EU GDPRの認知度・理解度(n=998)

 自身が勤める法人組織の国内・海外いずれかの拠点において、EEA(European Economic Area:欧州経済領域)参加国国民の個人情報を取り扱っていると回答した573人のうち、半数以上の53.2%が自組織において当該個人情報の漏えいを経験していると回答。また、同じ573人を対象に、どのような情報漏えいを経験したことがあるか尋ねたところ、「サイバー攻撃」によるものが33.3%と最も多く、「従業員の過失」(29.5%)や「内部犯行」(24.1%)と比較しても多くなった。
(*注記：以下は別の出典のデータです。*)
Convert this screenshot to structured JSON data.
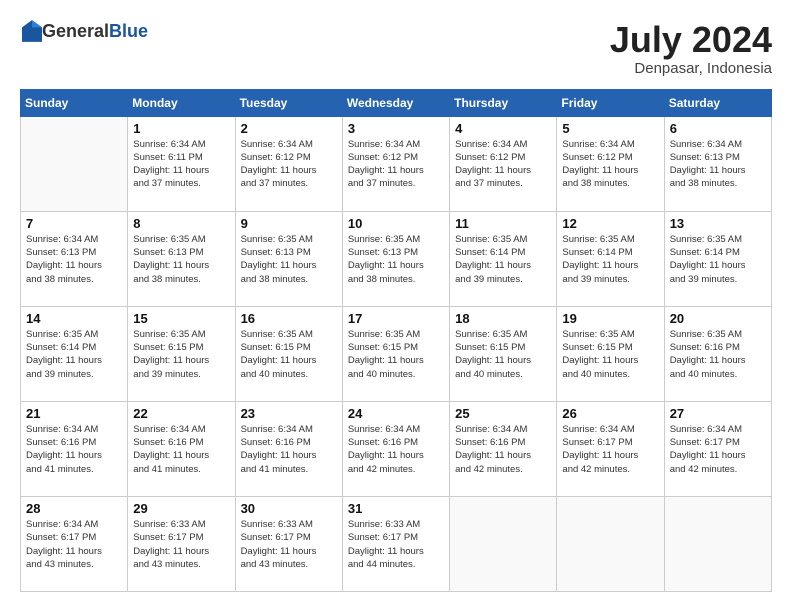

 トレンドマイクロでは、万が一、情報漏えいが発生し、GDPR違反が明らかになった際には、最大で全世界売上高の4%あるいは2000万ユーロが制裁金として課せられるとともに、さまざまなインシデント対応コストが発生することになり、顧客や取引先の信頼性を失うばかりではなく、事業継続にも大きな影響を及ぼすと警告している。

 EEA参加国国民の個人情報を取り扱っており、かつGDPRの内容について理解していると回答した299人を対象にGDPRへの対応状況を尋ねた質問でも、「対応済み」と回答した割合は10%にとどまった。GDPRが国内法人組織にも影響があり、違反時には制裁金が課せられる中で、70.3%が対応に着手していない現状は憂慮すべき事態だとしている。

 トレンドマイクロでは、GDPR対応は施行日までに完了しなくても制裁はないが、EEA参加国国民の個人情報を取り扱っている法人組織の53.2%が当該個人情報の漏洩を経験している中で、自組織で深刻な事態が起きる前に対応に着手することが急務と言えるとしている。